Par Mia Marie Olsen
La cuisine, Lucie a toujours su que c’était ce qu’elle voulait faire. Sa maman l’a incité à faire des études, et elle a décroché un diplôme en commerce international en espagnol et en anglais. Après une courte carrière dans son domaine, elle revient rapidement à son idée de départ. Elle se fait embaucher dans une collectivité où elle aide, entre autres, à la préparation des repas pour des colonies de vacances et des classes découvertes. Une connaissance lui demande alors de la remplacer pour une prestation traiteur puis, lorsque cette dernière lui propose de reprendre son affaire, Lucie n’hésite pas une seconde.
D’abord, elle cuisine pour des groupes de maximum 20 personnes. Aujourd’hui, elle se lance des défis et cuisine aussi pour des mariages pouvant aller jusqu’à 90 couverts ou encore des repas en chalets d’alpage sans raccordement d’électricité – autant dire qu’au niveau orga’, elle gère !
Animer des ateliers de cuisine, comme ceux de Tous à Table, elle a l’habitude, car elle en propose notamment en cuisine ayurvédique.
Sa ligne directrice ? C’est de proposer des repas digestes et bons cuisinés dans les règles de l’art de l’hygiène.
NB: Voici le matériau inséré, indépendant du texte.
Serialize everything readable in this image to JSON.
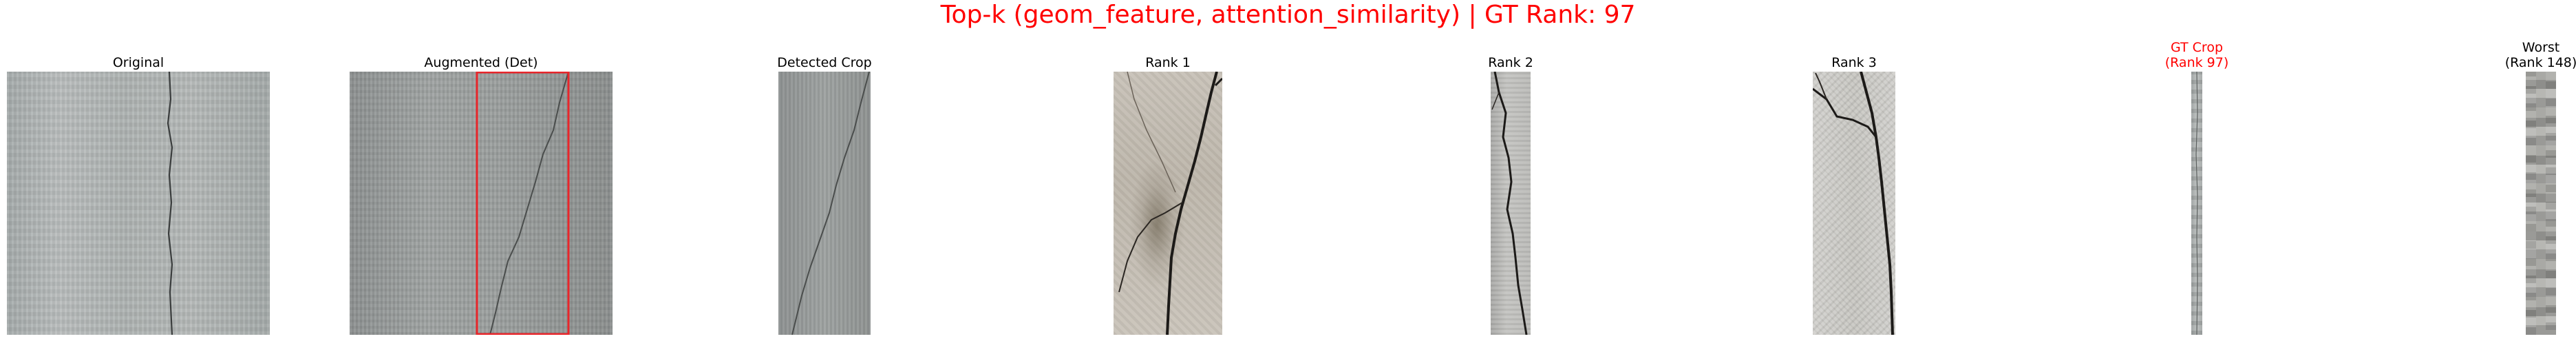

Chez elle, le dessert est loin d’être systématique. Quand ses enfants ont faim avant le repas, elle leur tend un fruit et s’ils ont encore faim après le repas, alors ils ont droit à un bout de pain. Elle espère ainsi leur donner de bonnes habitudes pour le reste de leur vie. Son péché mignon n’est d’ailleurs pas sucré : du lait encore chaud sortant du pis de la vache auquel elle ajoute quelques épices. Du lait qu’elle va chercher directement à la ferme.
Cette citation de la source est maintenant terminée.